Posted in Kafevend Blog

1.Who is the Victoria sponge named for?

C-Queen Victoria: As we know from Queen Victoria's present of chocolate to her troops during the Boer War, she was a woman with a sweet tooth and it was one of the Queen's own ladies in waiting, Anna Duchess of Bedford who invented the concept of afternoon tea. Encouraged to hold her own tea parties in order to raise her spirits in the dark years following Prince Albert's death, the Queen set a trend which soon gained momentum amongst those who wished to emulate her. Naturally, the centre piece of many such an occasion, the traditional sponge cake sandwiched together with jam and cream, became known as a Victoria Sponge or Sandwich.

2.Which two colours traditionally feature in a Battenburg cake?

B-Pink and yellow: The pink and yellow chequered pieces are sandwiched together with apricot jam and held in place by the marzipan around the outside. It's popularly believed that this type of cake got its name as a result of the marriage of Prince Louis of Battenburg to Princess Victoria in 1884, at which the cake was presumably served. However, it seems we're being short changed these days, as early recipes call for nine alternately coloured sections rather than four. Imagine the patience needed to piece that together!

3.From which part of the UK does Bara Brith originate?

D-Wales: Bara Brith is a Welsh tea bread; the fruit and sugar is typically left to soak in tea overnight. Its name translates as speckled or mottled bread, the speckled nature being thanks to the currants and raisins of course. Nineteenth century Welsh immigrants to Argentina continued to make Bara Brith and it can still be found there today in Welsh tea houses where it's badged as Torta Negra, or Black Cake.

4.What are Nutty Flips more commonly known as?

C-Flap Jacks: In North America a Flap Jack is another name for a pancake or griddle cake, which does seem appropriate once you realise that the flap part of the name originated from the term for flipping something over. How our oven baked product, which definitely doesn't get flipped over, ended up with the same name is a matter for conjecture, and the mystery only deepens on discovering that Nutty Flip is an alternative name for the Flap Jack in parts of the north of the UK. Best just enjoy that chewy texture and sweet, buttery taste!

5.Who said 'Let them eat cake'?

A-Marie Antoinette: This is the correct answer if popular myth is to be believed, but it's fairly likely that the flippant remark was attributed to her falsely so as to tarnish her reputation as a leading member of the hated aristocracy. In his autobiographical writings, the eighteenth century philosopher, Jean-Jacques Rousseau cites option B- Marie-Thérèse, the queen consort of an earlier  King Louis, as the originator of the famous saying.

6.Which liqueur is traditionally used in a Black Forest Gateau?

B-Kirsch: Distilled from cherries and their stones, Kirsch is the liqueur used to give the cake its alcoholic twang.
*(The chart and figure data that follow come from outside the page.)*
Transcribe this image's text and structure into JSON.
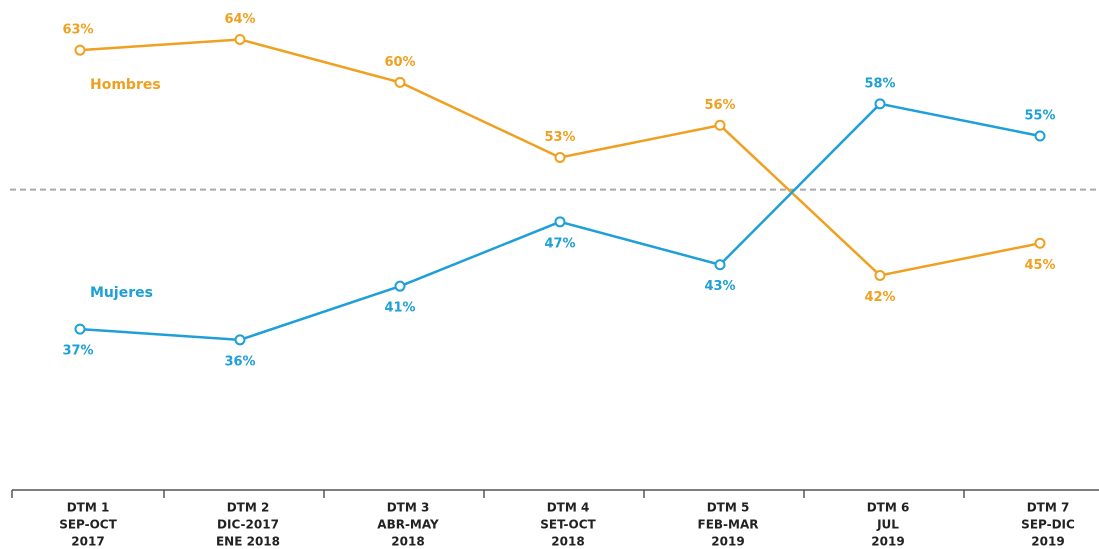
{
  "chart_data": {
    "type": "line",
    "categories": [
      [
        "DTM 1",
        "SEP-OCT",
        "2017"
      ],
      [
        "DTM 2",
        "DIC-2017",
        "ENE 2018"
      ],
      [
        "DTM 3",
        "ABR-MAY",
        "2018"
      ],
      [
        "DTM 4",
        "SET-OCT",
        "2018"
      ],
      [
        "DTM 5",
        "FEB-MAR",
        "2019"
      ],
      [
        "DTM 6",
        "JUL",
        "2019"
      ],
      [
        "DTM 7",
        "SEP-DIC",
        "2019"
      ]
    ],
    "series": [
      {
        "name": "Hombres",
        "color": "#f0a020",
        "values": [
          63,
          64,
          60,
          53,
          56,
          42,
          45
        ],
        "value_labels": [
          "63%",
          "64%",
          "60%",
          "53%",
          "56%",
          "42%",
          "45%"
        ]
      },
      {
        "name": "Mujeres",
        "color": "#1e9fd8",
        "values": [
          37,
          36,
          41,
          47,
          43,
          58,
          55
        ],
        "value_labels": [
          "37%",
          "36%",
          "41%",
          "47%",
          "43%",
          "58%",
          "55%"
        ]
      }
    ],
    "ylim": [
      22,
      66
    ],
    "reference_line": 50
  }
}
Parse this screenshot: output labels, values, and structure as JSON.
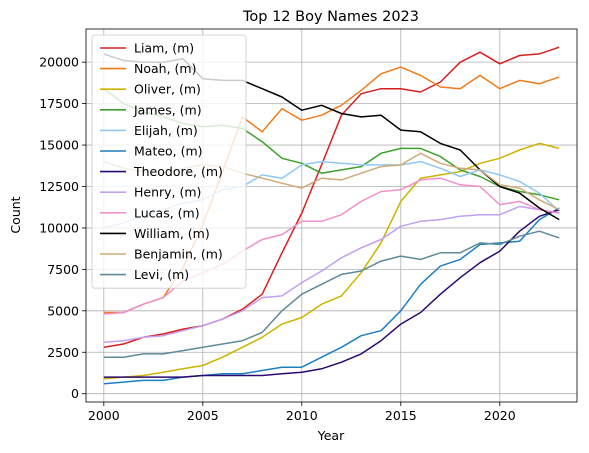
{
  "chart_data": {
    "type": "line",
    "title": "Top 12 Boy Names 2023",
    "xlabel": "Year",
    "ylabel": "Count",
    "xlim": [
      1999.1,
      2023.9
    ],
    "ylim": [
      -500,
      22000
    ],
    "xticks": [
      2000,
      2005,
      2010,
      2015,
      2020
    ],
    "yticks": [
      0,
      2500,
      5000,
      7500,
      10000,
      12500,
      15000,
      17500,
      20000
    ],
    "grid": true,
    "legend_position": "upper-left",
    "x": [
      2000,
      2001,
      2002,
      2003,
      2004,
      2005,
      2006,
      2007,
      2008,
      2009,
      2010,
      2011,
      2012,
      2013,
      2014,
      2015,
      2016,
      2017,
      2018,
      2019,
      2020,
      2021,
      2022,
      2023
    ],
    "series": [
      {
        "name": "Liam, (m)",
        "color": "#d62020",
        "values": [
          2800,
          3000,
          3400,
          3600,
          3900,
          4100,
          4500,
          5100,
          6000,
          8500,
          10900,
          13800,
          16800,
          18100,
          18400,
          18400,
          18200,
          18800,
          20000,
          20600,
          19900,
          20400,
          20500,
          20900
        ]
      },
      {
        "name": "Noah, (m)",
        "color": "#f07b1a",
        "values": [
          4900,
          4900,
          5400,
          5800,
          7600,
          10200,
          13400,
          16700,
          15800,
          17200,
          16500,
          16800,
          17400,
          18300,
          19300,
          19700,
          19200,
          18500,
          18400,
          19200,
          18400,
          18900,
          18700,
          19100
        ]
      },
      {
        "name": "Oliver, (m)",
        "color": "#ccb400",
        "values": [
          900,
          1000,
          1100,
          1300,
          1500,
          1700,
          2200,
          2800,
          3400,
          4200,
          4600,
          5400,
          5900,
          7300,
          9100,
          11600,
          13000,
          13200,
          13400,
          13900,
          14200,
          14700,
          15100,
          14800
        ]
      },
      {
        "name": "James, (m)",
        "color": "#3ca02a",
        "values": [
          18400,
          17500,
          17000,
          16700,
          16300,
          16100,
          16200,
          16000,
          15200,
          14200,
          13900,
          13300,
          13500,
          13700,
          14500,
          14800,
          14800,
          14300,
          13500,
          13100,
          12500,
          12200,
          12000,
          11700
        ]
      },
      {
        "name": "Elijah, (m)",
        "color": "#90c8f0",
        "values": [
          10000,
          10300,
          10700,
          11100,
          11500,
          11700,
          12300,
          12500,
          13200,
          13000,
          13800,
          14000,
          13900,
          13800,
          13800,
          13800,
          14000,
          13600,
          13100,
          13500,
          13200,
          12800,
          12100,
          11000
        ]
      },
      {
        "name": "Mateo, (m)",
        "color": "#1f7fc0",
        "values": [
          600,
          700,
          800,
          800,
          1000,
          1100,
          1200,
          1200,
          1400,
          1600,
          1600,
          2200,
          2800,
          3500,
          3800,
          5000,
          6600,
          7700,
          8100,
          9000,
          9100,
          9200,
          10500,
          11200
        ]
      },
      {
        "name": "Theodore, (m)",
        "color": "#2a0a70",
        "values": [
          1000,
          1000,
          1000,
          1000,
          1000,
          1100,
          1100,
          1100,
          1100,
          1200,
          1300,
          1500,
          1900,
          2400,
          3200,
          4200,
          4900,
          6000,
          7000,
          7900,
          8600,
          9800,
          10700,
          11100
        ]
      },
      {
        "name": "Henry, (m)",
        "color": "#c0a0f0",
        "values": [
          3100,
          3200,
          3400,
          3500,
          3800,
          4100,
          4500,
          5000,
          5800,
          5900,
          6700,
          7400,
          8200,
          8800,
          9300,
          10100,
          10400,
          10500,
          10700,
          10800,
          10800,
          11300,
          11100,
          10900
        ]
      },
      {
        "name": "Lucas, (m)",
        "color": "#f090c8",
        "values": [
          4800,
          4900,
          5400,
          5800,
          6800,
          7300,
          7800,
          8600,
          9300,
          9600,
          10400,
          10400,
          10800,
          11600,
          12200,
          12300,
          12900,
          13000,
          12600,
          12500,
          11400,
          11600,
          11100,
          10900
        ]
      },
      {
        "name": "William, (m)",
        "color": "#000000",
        "values": [
          20500,
          20100,
          20000,
          20000,
          20200,
          19000,
          18900,
          18900,
          18400,
          17900,
          17100,
          17400,
          16900,
          16700,
          16800,
          15900,
          15800,
          15100,
          14700,
          13500,
          12500,
          12100,
          11200,
          10500
        ]
      },
      {
        "name": "Benjamin, (m)",
        "color": "#d0aa7a",
        "values": [
          14000,
          13600,
          13400,
          13300,
          13600,
          13800,
          13700,
          13300,
          13000,
          12700,
          12400,
          13000,
          12900,
          13300,
          13700,
          13800,
          14500,
          13900,
          13600,
          13500,
          12600,
          12400,
          11700,
          11100
        ]
      },
      {
        "name": "Levi, (m)",
        "color": "#5f8a98",
        "values": [
          2200,
          2200,
          2400,
          2400,
          2600,
          2800,
          3000,
          3200,
          3700,
          5000,
          6000,
          6600,
          7200,
          7400,
          8000,
          8300,
          8100,
          8500,
          8500,
          9100,
          9000,
          9500,
          9800,
          9400
        ]
      }
    ]
  }
}
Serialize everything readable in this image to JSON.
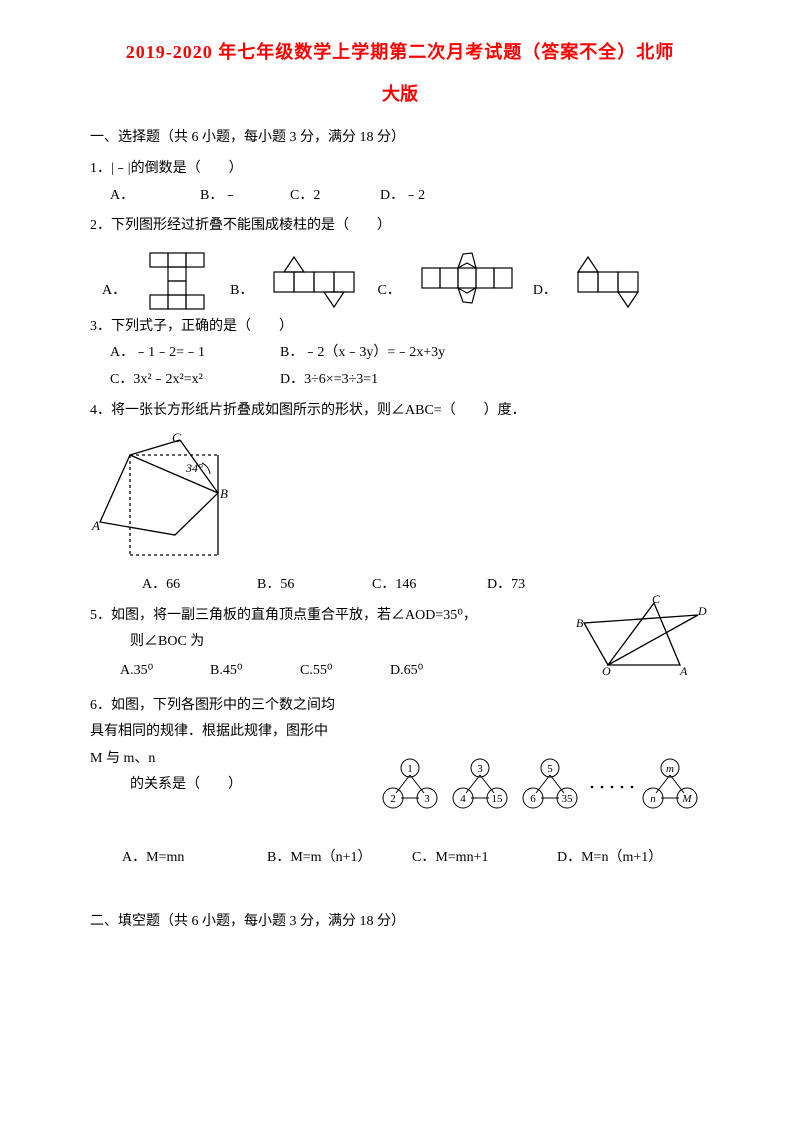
{
  "title1": "2019-2020 年七年级数学上学期第二次月考试题（答案不全）北师",
  "title2": "大版",
  "section1": "一、选择题（共 6 小题，每小题 3 分，满分 18 分）",
  "q1": {
    "stem": "1．|﹣|的倒数是（　　）",
    "A": "A．",
    "B": "B．﹣",
    "C": "C．2",
    "D": "D．﹣2"
  },
  "q2": {
    "stem": "2．下列图形经过折叠不能围成棱柱的是（　　）",
    "A": "A．",
    "B": "B．",
    "C": "C．",
    "D": "D．"
  },
  "q3": {
    "stem": "3．下列式子，正确的是（　　）",
    "A": "A．﹣1﹣2=﹣1",
    "B": "B．﹣2（x﹣3y）=﹣2x+3y",
    "C": "C．3x²﹣2x²=x²",
    "D": "D．3÷6×=3÷3=1"
  },
  "q4": {
    "stem": "4．将一张长方形纸片折叠成如图所示的形状，则∠ABC=（　　）度．",
    "A": "A．66",
    "B": "B．56",
    "C": "C．146",
    "D": "D．73",
    "label_angle": "34°",
    "lA": "A",
    "lB": "B",
    "lC": "C"
  },
  "q5": {
    "stem": "5．如图，将一副三角板的直角顶点重合平放，若∠AOD=35⁰，",
    "stem2": "则∠BOC 为",
    "A": "A.35⁰",
    "B": "B.45⁰",
    "C": "C.55⁰",
    "D": "D.65⁰",
    "lA": "A",
    "lB": "B",
    "lC": "C",
    "lD": "D",
    "lO": "O"
  },
  "q6": {
    "stem": "6．如图，下列各图形中的三个数之间均具有相同的规律．根据此规律，图形中 M 与 m、n",
    "stem2": "的关系是（　　）",
    "A": "A．M=mn",
    "B": "B．M=m（n+1）",
    "C": "C．M=mn+1",
    "D": "D．M=n（m+1）",
    "groups": [
      {
        "t": "1",
        "l": "2",
        "r": "3"
      },
      {
        "t": "3",
        "l": "4",
        "r": "15"
      },
      {
        "t": "5",
        "l": "6",
        "r": "35"
      },
      {
        "t": "m",
        "l": "n",
        "r": "M"
      }
    ]
  },
  "section2": "二、填空题（共 6 小题，每小题 3 分，满分 18 分）",
  "colors": {
    "stroke": "#000000",
    "fill": "#ffffff",
    "bg": "#ffffff"
  }
}
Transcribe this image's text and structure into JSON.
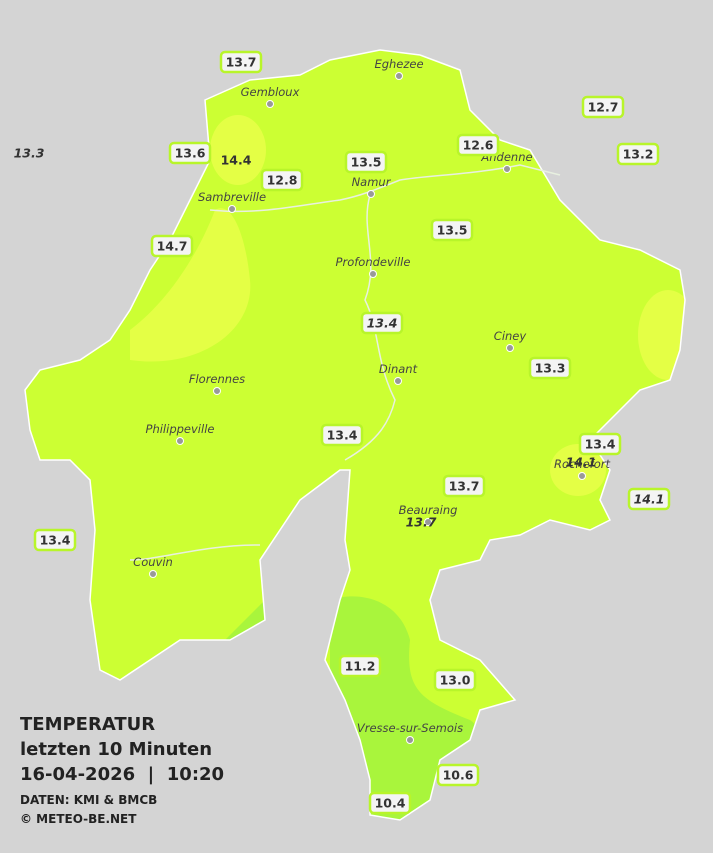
{
  "title": "TEMPERATUR",
  "subtitle": "letzten 10 Minuten",
  "timestamp": "16-04-2026  |  10:20",
  "source": "DATEN: KMI & BMCB",
  "copyright": "© METEO-BE.NET",
  "towns": [
    "Eghezee",
    "Gembloux",
    "Andenne",
    "Namur",
    "Sambreville",
    "Profondeville",
    "Ciney",
    "Dinant",
    "Florennes",
    "Philippeville",
    "Rochefort",
    "Beauraing",
    "Couvin",
    "Vresse-sur-Semois"
  ],
  "stations": [
    {
      "value": "13.7",
      "italic": false,
      "box": true
    },
    {
      "value": "12.7",
      "italic": false,
      "box": true
    },
    {
      "value": "13.3",
      "italic": true,
      "box": false
    },
    {
      "value": "13.6",
      "italic": false,
      "box": true
    },
    {
      "value": "14.4",
      "italic": false,
      "box": false
    },
    {
      "value": "12.6",
      "italic": false,
      "box": true
    },
    {
      "value": "13.2",
      "italic": false,
      "box": true
    },
    {
      "value": "13.5",
      "italic": false,
      "box": true
    },
    {
      "value": "12.8",
      "italic": false,
      "box": true
    },
    {
      "value": "14.7",
      "italic": false,
      "box": true
    },
    {
      "value": "13.5",
      "italic": false,
      "box": true
    },
    {
      "value": "13.4",
      "italic": true,
      "box": true
    },
    {
      "value": "13.3",
      "italic": false,
      "box": true
    },
    {
      "value": "13.4",
      "italic": false,
      "box": true
    },
    {
      "value": "13.4",
      "italic": false,
      "box": true
    },
    {
      "value": "14.1",
      "italic": true,
      "box": false
    },
    {
      "value": "13.7",
      "italic": false,
      "box": true
    },
    {
      "value": "14.1",
      "italic": true,
      "box": true
    },
    {
      "value": "13.7",
      "italic": true,
      "box": false
    },
    {
      "value": "13.4",
      "italic": false,
      "box": true
    },
    {
      "value": "11.2",
      "italic": false,
      "box": true
    },
    {
      "value": "13.0",
      "italic": false,
      "box": true
    },
    {
      "value": "10.6",
      "italic": false,
      "box": true
    },
    {
      "value": "10.4",
      "italic": false,
      "box": true
    }
  ]
}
Black Forest Gateau is a translation from the German, Schwarzwälder Kirschtorte. The German name was coined not for the Black Forest mountain range itself, but for the region's liqueur, Schwarzwälder Kirsch.

7.When did Mr. Kipling start selling cakes?

C-1967: Mr Kipling cakes have become something of an institution in shops and supermarkets up and down the country, as has their long running advertising slogan – 'exceedingly good cakes'. The company have retained a lead in the market since 1976 with favourites such as French Fancies and Bakewell Tarts.

8.Where did The Great British Bake Off's Mary Berry grow up?

A-Bath: Mary Berry was born and bred in Bath. She discovered her aptitude for baking at Bath High School and during her first job at the Bath Electricity Board Showroom, she used her talent for making Victoria Sponges to demonstrate to customers how to use their new cookers!